Thailand faces sustained negative consumer inflation

Prices remain under pressure

Thailand’s consumer price inflation has stayed in negative territory for an extended period, reflecting softer price pressures across the economy. According to official data, the consumer price index (CPI) fell year-on-year for consecutive months through the end of 2025, with a decline of around 0.28 % recorded in December. This marked nine straight months of falling consumer prices, keeping headline inflation well below the Bank of Thailand’s long-run target range of 1 %–3 %.

Supply-side influences dominate price movements

The persistent downtrend in headline inflation is largely driven by declines in energy costs such as electricity and fuel, which account for a meaningful share of the consumer price basket. Other categories including personal care items, clothing and household goods have also shown downward price trends amid strong market competition. At the same time, food and non-alcoholic beverage prices have risen, underlining a mixed picture with some upward pressures offsetting broader declines.

Policy response and economic context

Thailand’s monetary authorities are closely monitoring inflation dynamics, balancing the need to support economic activity with the objective of maintaining price stability. The extended period of low or negative headline inflation has given policymakers space to consider accommodative measures, including possible interest rate cuts, while emphasising that underlying core inflation excluding volatile items remains modestly positive.
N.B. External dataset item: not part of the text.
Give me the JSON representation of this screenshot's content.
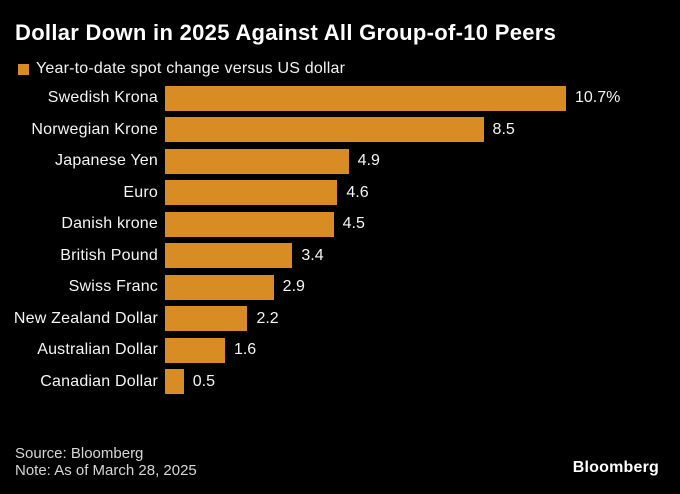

Impact on households and markets

Extended negative inflation creates a nuanced impact on households and businesses. Lower headline prices can ease the cost of living for consumers, but they may also signal weak domestic demand, which can deter investment and slow economic momentum. For firms, ongoing price pressures challenge profitability and strategic planning.

Outlook and potential shift in trend

Analysts suggest that inflation may return to positive territory in early 2026 as tourist arrivals increase, agricultural prices rise, and domestic demand strengthens. However, global energy price movements, currency dynamics and external economic conditions will remain key influences on Thailand’s inflation trajectory.

As reported by experts at International Investment, the prolonged negative inflation trend in Thailand primarily reflects supply-side and external price pressures rather than a deep-seated deflationary cycle, highlighting the importance of targeted monetary and fiscal measures to support balanced economic growth and price stability.